Strategy means different things to different people. Some would call it a plan. Others would refer to it as a system to counter a competitor. Yet some others would see it as a game plan.
First and foremost, strategy is not an event – it is a process that leads to an event. Moreover, strategy is a formal process. And strategy depends on the frame of reference – the company itself, the environment, the moment or the situation, the competitors, the pricing and a whole host of variables.
Strategy therefore has three important components:
One must remember that the strategy that you started with need not be the one you executed – because during the execution itself, some of the variables would have changed. Therefore, there are three possibilities:
- Envisaged Strategy - What You Planned
- Implemented Strategy - What Actually Happens
- Retrospective Strategy - What Should Have Happened
A good strategy, as mentioned earlier is a process.
It starts with:
- Understanding the situation
- Evaluating alternative courses of action
- Choosing a course of action and acting on it
If you observe a chess player, you will see the player visibly going through these three motions. Little wonder that the chessboard (with some chess pieces thrown in) has become synonymous with strategy.
“No deliberation made by a single person will be successful; the nature of the work which a sovereign has to do is to be inferred from the consideration of both the visible and invisible causes.” - Chanakya
A strategic decision might be taken by one person, but it is the result of the direct or indirect involvement of many.
Some important factors in strategy
- Arenas – Where will we be active? – This really refers to what business we will pursue.
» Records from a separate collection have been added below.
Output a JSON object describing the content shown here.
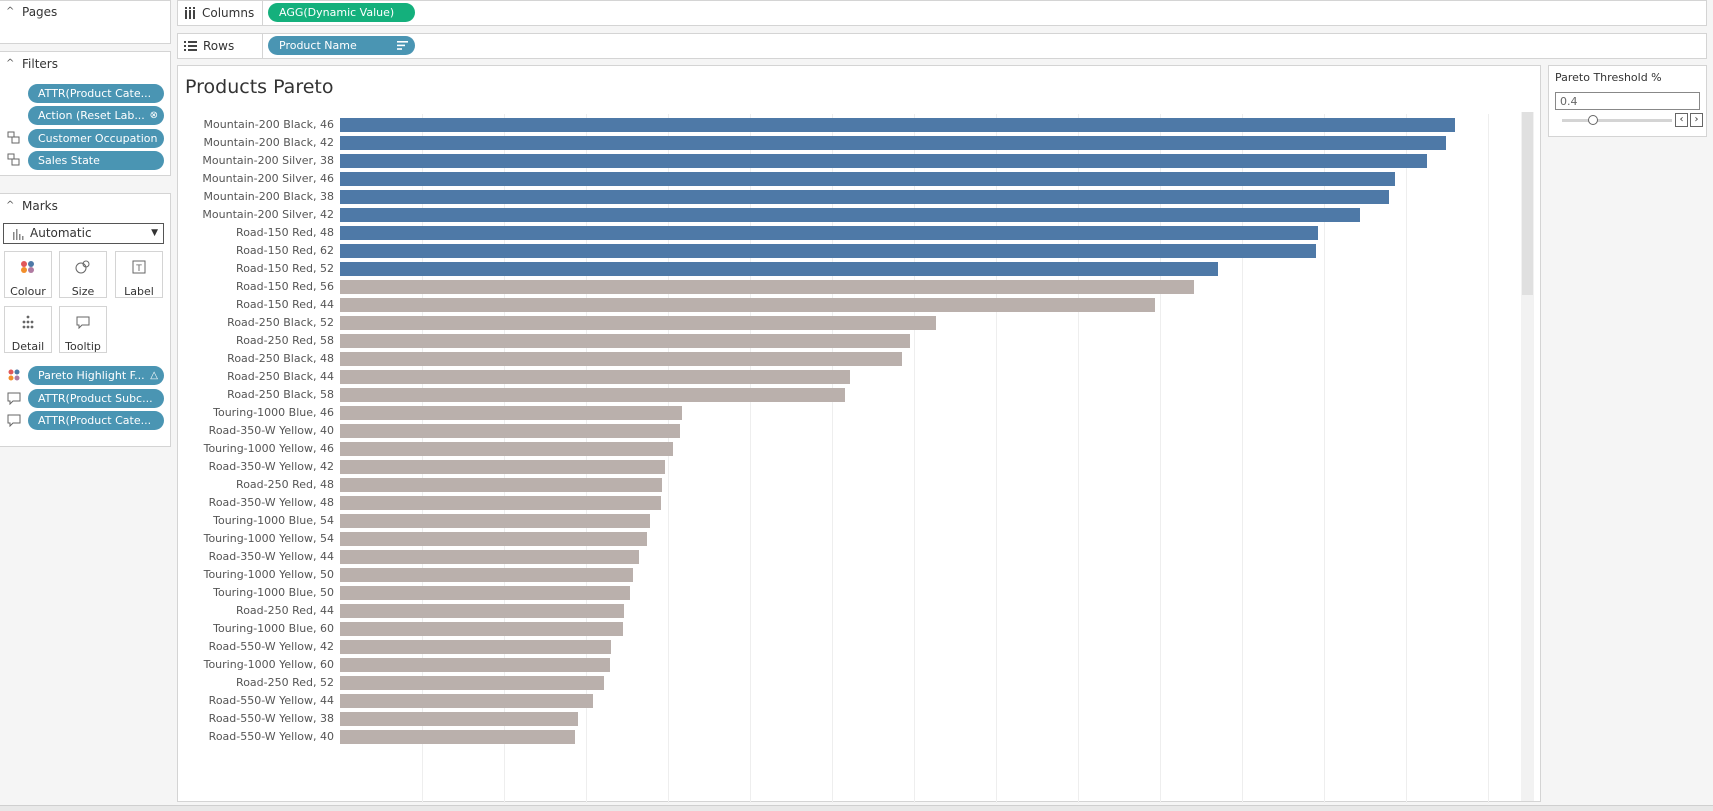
{
  "pages_card": {
    "title": "Pages"
  },
  "filters_card": {
    "title": "Filters",
    "pills": [
      "ATTR(Product Cate...",
      "Action (Reset Lab...",
      "Customer Occupation",
      "Sales State"
    ]
  },
  "marks_card": {
    "title": "Marks",
    "mark_type": "Automatic",
    "buttons": [
      "Colour",
      "Size",
      "Label",
      "Detail",
      "Tooltip"
    ],
    "pills": [
      "Pareto Highlight F...",
      "ATTR(Product Subc...",
      "ATTR(Product Cate..."
    ]
  },
  "columns_shelf": {
    "label": "Columns",
    "pill": "AGG(Dynamic Value)",
    "pill_color": "#14b07c"
  },
  "rows_shelf": {
    "label": "Rows",
    "pill": "Product Name",
    "pill_color": "#4a95b3"
  },
  "parameter": {
    "title": "Pareto Threshold %",
    "value": "0.4",
    "slider_fraction": 0.28
  },
  "colors": {
    "highlight": "#4e79a7",
    "other": "#bab0ac"
  },
  "chart_data": {
    "type": "bar",
    "title": "Products Pareto",
    "orientation": "horizontal",
    "xlim": [
      0,
      1
    ],
    "gridlines_visible": true,
    "axis_labels_visible": false,
    "series": [
      {
        "name": "",
        "categories": [
          "Mountain-200 Black, 46",
          "Mountain-200 Black, 42",
          "Mountain-200 Silver, 38",
          "Mountain-200 Silver, 46",
          "Mountain-200 Black, 38",
          "Mountain-200 Silver, 42",
          "Road-150 Red, 48",
          "Road-150 Red, 62",
          "Road-150 Red, 52",
          "Road-150 Red, 56",
          "Road-150 Red, 44",
          "Road-250 Black, 52",
          "Road-250 Red, 58",
          "Road-250 Black, 48",
          "Road-250 Black, 44",
          "Road-250 Black, 58",
          "Touring-1000 Blue, 46",
          "Road-350-W Yellow, 40",
          "Touring-1000 Yellow, 46",
          "Road-350-W Yellow, 42",
          "Road-250 Red, 48",
          "Road-350-W Yellow, 48",
          "Touring-1000 Blue, 54",
          "Touring-1000 Yellow, 54",
          "Road-350-W Yellow, 44",
          "Touring-1000 Yellow, 50",
          "Touring-1000 Blue, 50",
          "Road-250 Red, 44",
          "Touring-1000 Blue, 60",
          "Road-550-W Yellow, 42",
          "Touring-1000 Yellow, 60",
          "Road-250 Red, 52",
          "Road-550-W Yellow, 44",
          "Road-550-W Yellow, 38",
          "Road-550-W Yellow, 40"
        ],
        "values": [
          0.945,
          0.937,
          0.921,
          0.894,
          0.889,
          0.864,
          0.829,
          0.827,
          0.744,
          0.724,
          0.691,
          0.505,
          0.483,
          0.476,
          0.432,
          0.428,
          0.29,
          0.288,
          0.282,
          0.275,
          0.273,
          0.272,
          0.263,
          0.26,
          0.253,
          0.248,
          0.246,
          0.241,
          0.24,
          0.23,
          0.229,
          0.224,
          0.214,
          0.202,
          0.199
        ],
        "highlighted": [
          true,
          true,
          true,
          true,
          true,
          true,
          true,
          true,
          true,
          false,
          false,
          false,
          false,
          false,
          false,
          false,
          false,
          false,
          false,
          false,
          false,
          false,
          false,
          false,
          false,
          false,
          false,
          false,
          false,
          false,
          false,
          false,
          false,
          false,
          false
        ]
      }
    ]
  }
}
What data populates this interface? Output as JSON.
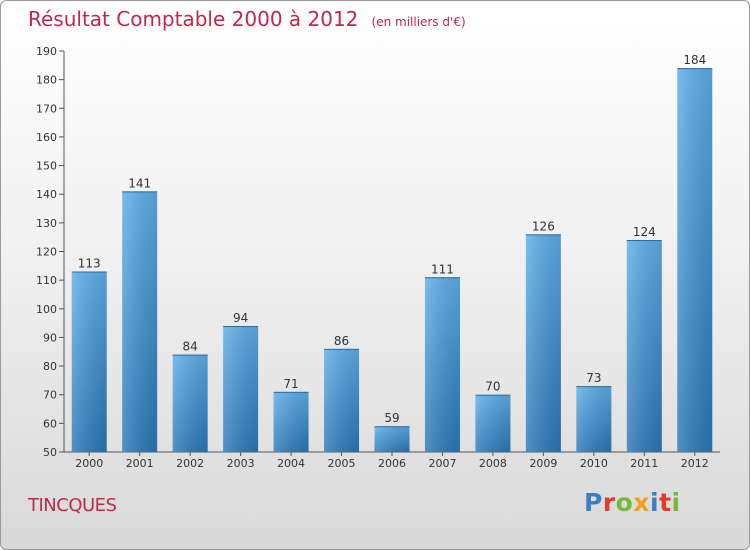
{
  "header": {
    "title": "Résultat Comptable 2000 à 2012",
    "subtitle": "(en milliers d'€)"
  },
  "commune": "TINCQUES",
  "logo": {
    "text": "Proxiti",
    "letters": [
      {
        "char": "P",
        "color": "#3a7fc4"
      },
      {
        "char": "r",
        "color": "#e23c2c"
      },
      {
        "char": "o",
        "color": "#7ab83b"
      },
      {
        "char": "x",
        "color": "#f0a21b"
      },
      {
        "char": "i",
        "color": "#3a7fc4"
      },
      {
        "char": "t",
        "color": "#e23c2c"
      },
      {
        "char": "i",
        "color": "#7ab83b"
      }
    ]
  },
  "chart_data": {
    "type": "bar",
    "title": "Résultat Comptable 2000 à 2012",
    "subtitle": "(en milliers d'€)",
    "xlabel": "",
    "ylabel": "",
    "categories": [
      "2000",
      "2001",
      "2002",
      "2003",
      "2004",
      "2005",
      "2006",
      "2007",
      "2008",
      "2009",
      "2010",
      "2011",
      "2012"
    ],
    "values": [
      113,
      141,
      84,
      94,
      71,
      86,
      59,
      111,
      70,
      126,
      73,
      124,
      184
    ],
    "ylim": [
      50,
      190
    ],
    "ytick_step": 10,
    "grid": false,
    "bar_color": "#3d8fd6"
  }
}
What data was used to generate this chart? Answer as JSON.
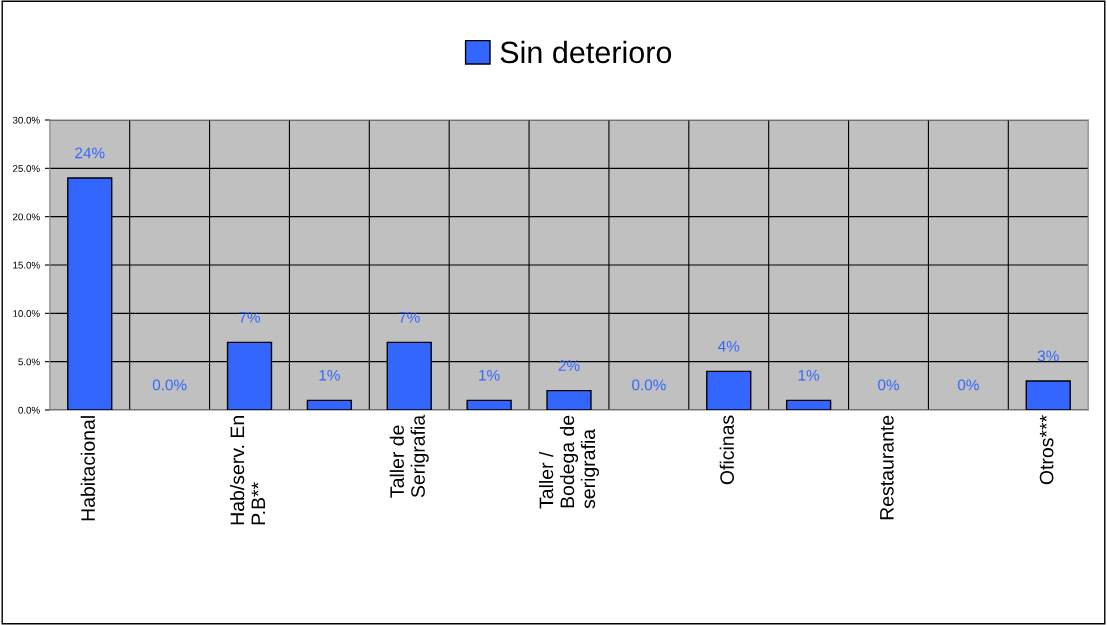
{
  "chart_data": {
    "type": "bar",
    "categories": [
      "Habitacional",
      null,
      "Hab/serv. En P.B**",
      null,
      "Taller de Serigrafia",
      null,
      "Taller / Bodega de serigrafia",
      null,
      "Oficinas",
      null,
      "Restaurante",
      null,
      "Otros***"
    ],
    "series": [
      {
        "name": "Sin deterioro",
        "color": "#3366ff",
        "values": [
          24,
          0,
          7,
          1,
          7,
          1,
          2,
          0,
          4,
          1,
          0,
          0,
          3
        ],
        "value_labels": [
          "24%",
          "0.0%",
          "7%",
          "1%",
          "7%",
          "1%",
          "2%",
          "0.0%",
          "4%",
          "1%",
          "0%",
          "0%",
          "3%"
        ]
      }
    ],
    "ylim": [
      0,
      30
    ],
    "yticks": [
      {
        "value": 0,
        "label": "0.0%"
      },
      {
        "value": 5,
        "label": "5.0%"
      },
      {
        "value": 10,
        "label": "10.0%"
      },
      {
        "value": 15,
        "label": "15.0%"
      },
      {
        "value": 20,
        "label": "20.0%"
      },
      {
        "value": 25,
        "label": "25.0%"
      },
      {
        "value": 30,
        "label": "30.0%"
      }
    ],
    "grid": true,
    "legend": "top"
  }
}
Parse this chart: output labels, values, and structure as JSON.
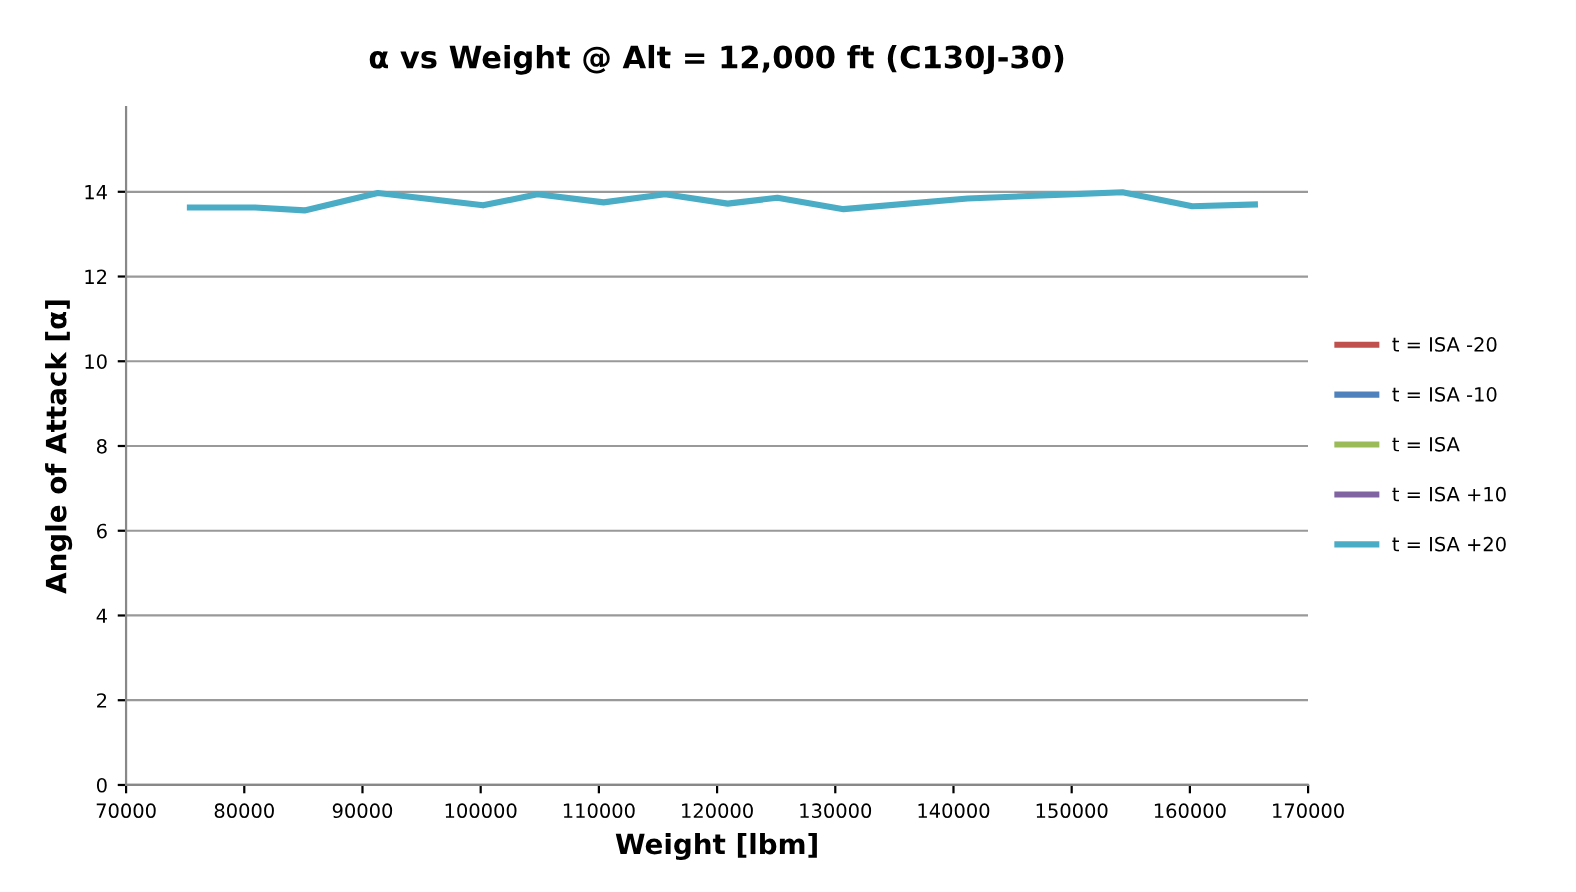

Obviously, this depends largely on your core competence and to a certain extent on the market attractiveness. This further boils down to the product categories and the market segments that you would like to cater to. You would also consider the geographic areas or locations you would consider catering to, based on their accessibility, attractiveness, lifestyle etc. A virgin market may be very attractive to some companies while many others in the same category might find it a challenge. You would also look at the core technologies that you would cater to.
- Vehicles – How will we get there? – This would take into consideration factors such as the people required, budgets required and also the technologies and infrastructure required. You would look at partnerships and alliances – and what synergies you could get from such alliances. This is the stage where you also look at franchising and other distribution vehicles. You look for strategic alliances and potential partners.
- Differentiators – How will we win in the marketplace over competitors? – Here you will look at the differentiators such as pricing and the brand itself. You will look at how you would like to package yourself as a company and as a product or service. Pricing considerations would be governed by affordability, competitor pricing and image perceptions. You may want to position yourself as exclusive or reasonable. You could look at positioning yourself as affordable. Micromax, for example, has positioned itself as an affordable brand. You would also look at product reliability. Do you want to be seen as a robust, never die, product that will survive a thousand knocks, or would you rather position yourself as a quick agile product that launches fast but with a shelf life that will outlast the technology but not the industry?
- Staging – What will be our sequence of moves? – Here you would look at the sequence of initiatives, and the various stages of products. This is governed to a great extent by the available resources and also by your current status. You may consider launching a variant soon after the launch of a product. This is a planned sequence. A car manufacturer may come out with a vehicle while simultaneously planning to launch a luxury variant in the same family of brands within a couple of years. Staging also looks at the timing of the launch and likely competitor and consumer activity around that time. Staging would depend on the environment, competitors, seasons etc. For example, a waterproofing company would plan all its activities around the monsoon. They would also look at pre-monsoon build up and post monsoon R&D. Many consumer companies would look at event-based staging. Cricket fever, for instance, is a favourite for certain tobacco companies. Staging also looks at the speed of deployment. Some companies would deliberately use a wait and watch approach, others would deploy fast, relying on course corrections. Microsoft is an example.
- Economic Logic – How much and how will we get returns? – All the decisions above govern and are governed by economic logic. Would you want to achieve economies of scale or would you rather go small but use replication as a simple route to save cost? Replication would mean that you minimise R&D cost, and do not reinvent the wheel. It also implies a quicker go to market and therefore cost saving. Standardisation is also a consideration – Sony Vaio laptops for instance may maintain a differentiation in terms of their laptop adapters but this also adds to cost as they are one of the few using that size. Would you want to give exemplary service that implies higher costs or would you rather invest in advertising that creates the same price perception. Above all, you would look at what impact on revenue you would have with reference to each of these decisions.
Criteria to Evaluate Your Strategy
Based on all these decisions, you would create a strategy. Some of the criteria by which you would evaluate your strategy would include
- Overall fit with the environment
- Use of key resources
- Core competence
- Sustainability and impact of the differentiators
- Consistency with your internal forces
- Availability of resources
- Robustness and implement-ability of the strategy itself
You must remember that strategy isn’t a static phenomenon. As mentioned earlier, it is a process and a continuously evolving process at that. The stages remain, but what changes are the decisions taken in these stages based on changes in the factors.
Understanding and appreciating the basic process can give you the edge in hours of decision-making. Since you know the process, the variables and where they fit churn through the system much faster and you arrive at a decision much faster too.